BURLINGTON, Mass.–(BUSINESS WIRE)– Dyax Corp. (NASDAQ:DYAX) today announced that the U.S. Food and Drug Administration (FDA) granted Breakthrough Therapy designation for the investigation of DX-2930 for hereditary angioedema (HAE). Dyax is developing DX-2930, an investigational fully human monoclonal antibody inhibitor of plasma kallikrein (pKal), as a subcutaneous injection for prevention of HAE attacks.

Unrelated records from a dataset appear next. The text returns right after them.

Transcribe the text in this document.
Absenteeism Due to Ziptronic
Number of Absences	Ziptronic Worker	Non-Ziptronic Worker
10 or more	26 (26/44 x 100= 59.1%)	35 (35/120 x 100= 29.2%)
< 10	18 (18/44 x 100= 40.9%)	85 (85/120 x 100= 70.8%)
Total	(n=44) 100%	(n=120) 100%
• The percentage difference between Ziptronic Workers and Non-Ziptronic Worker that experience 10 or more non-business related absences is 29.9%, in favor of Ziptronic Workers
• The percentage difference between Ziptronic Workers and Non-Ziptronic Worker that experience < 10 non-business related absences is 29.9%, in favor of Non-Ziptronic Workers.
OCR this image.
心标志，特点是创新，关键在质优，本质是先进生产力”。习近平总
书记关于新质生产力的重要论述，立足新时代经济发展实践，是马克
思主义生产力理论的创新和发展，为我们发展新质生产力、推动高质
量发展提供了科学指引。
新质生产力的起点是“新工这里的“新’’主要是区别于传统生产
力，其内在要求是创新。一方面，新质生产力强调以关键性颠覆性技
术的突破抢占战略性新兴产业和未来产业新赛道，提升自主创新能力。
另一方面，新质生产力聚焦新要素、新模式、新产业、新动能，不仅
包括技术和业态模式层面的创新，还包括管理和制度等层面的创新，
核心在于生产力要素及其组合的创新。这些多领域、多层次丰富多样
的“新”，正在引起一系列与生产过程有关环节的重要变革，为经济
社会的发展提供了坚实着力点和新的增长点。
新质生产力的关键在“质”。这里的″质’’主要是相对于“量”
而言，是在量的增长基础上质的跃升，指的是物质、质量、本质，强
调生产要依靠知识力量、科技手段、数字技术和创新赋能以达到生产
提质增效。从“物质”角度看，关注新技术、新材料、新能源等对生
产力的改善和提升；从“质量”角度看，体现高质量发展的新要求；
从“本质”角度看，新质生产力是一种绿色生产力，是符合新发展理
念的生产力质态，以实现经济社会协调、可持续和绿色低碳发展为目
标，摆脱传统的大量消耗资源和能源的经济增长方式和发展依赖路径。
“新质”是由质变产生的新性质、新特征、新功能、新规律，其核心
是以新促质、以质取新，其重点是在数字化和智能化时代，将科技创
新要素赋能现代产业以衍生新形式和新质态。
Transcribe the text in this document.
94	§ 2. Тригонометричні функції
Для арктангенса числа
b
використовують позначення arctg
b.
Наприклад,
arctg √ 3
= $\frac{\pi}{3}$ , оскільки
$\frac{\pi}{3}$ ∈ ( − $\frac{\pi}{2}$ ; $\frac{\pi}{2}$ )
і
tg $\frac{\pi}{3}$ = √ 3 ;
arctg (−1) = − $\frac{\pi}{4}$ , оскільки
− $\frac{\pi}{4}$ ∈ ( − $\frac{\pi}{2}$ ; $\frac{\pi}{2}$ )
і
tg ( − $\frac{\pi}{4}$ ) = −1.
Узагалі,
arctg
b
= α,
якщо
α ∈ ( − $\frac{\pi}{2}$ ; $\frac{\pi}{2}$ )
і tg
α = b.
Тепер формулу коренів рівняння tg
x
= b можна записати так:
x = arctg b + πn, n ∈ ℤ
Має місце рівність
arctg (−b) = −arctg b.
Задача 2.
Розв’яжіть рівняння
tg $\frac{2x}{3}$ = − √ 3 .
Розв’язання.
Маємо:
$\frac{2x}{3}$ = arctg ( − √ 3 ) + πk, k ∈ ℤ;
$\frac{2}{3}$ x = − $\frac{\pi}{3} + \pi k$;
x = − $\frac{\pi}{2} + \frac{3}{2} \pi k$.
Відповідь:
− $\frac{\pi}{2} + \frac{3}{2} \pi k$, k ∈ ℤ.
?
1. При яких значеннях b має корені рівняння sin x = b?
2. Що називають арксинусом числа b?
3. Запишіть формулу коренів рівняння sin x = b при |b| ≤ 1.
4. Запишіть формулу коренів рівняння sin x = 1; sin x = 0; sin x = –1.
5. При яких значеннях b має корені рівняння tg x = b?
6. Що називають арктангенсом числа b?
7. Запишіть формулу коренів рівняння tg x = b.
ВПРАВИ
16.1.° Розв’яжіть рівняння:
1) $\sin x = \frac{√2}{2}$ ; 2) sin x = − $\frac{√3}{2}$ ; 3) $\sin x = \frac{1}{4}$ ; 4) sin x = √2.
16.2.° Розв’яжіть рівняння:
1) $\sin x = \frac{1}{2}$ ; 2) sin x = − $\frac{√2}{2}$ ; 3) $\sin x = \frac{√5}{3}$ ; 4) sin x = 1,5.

Breakthrough Therapy designation is intended to expedite the development and review of potential new medicines with early signal of clinical benefit in serious or life-threatening conditions and helps ensure patients have access to them as soon as possible. Breakthrough Therapy designation is considered when preliminary clinical evidence indicates the drug may demonstrate substantial improvement over available therapy. The benefits of Breakthrough Therapy designation include organizational commitment involving the FDA’s senior managers and with more intensive guidance. Breakthrough Therapy designation does not change the standards for approval.
The designation is supported by the interim results of Dyax’s Phase 1b clinical trial of DX-2930 in HAE patients. The Phase 1b study met all objectives assessing safety, tolerability and pharmacokinetics of multiple subcutaneous administrations of DX-2930. Additionally, in a pre-specified proof-of-concept efficacy analysis, DX-2930 demonstrated statistically significant reductions in attack rate compared to placebo.
“Receipt of Breakthrough Therapy designation is a key milestone for the DX-2930 development program,” said Burt Adelman, M.D., Executive Vice President of Research and Development and Chief Medical Officer at Dyax. “We look forward to taking full advantage of the opportunities that Breakthrough Therapy designation allows in order to maximize the possibility of a rapid path to approval.”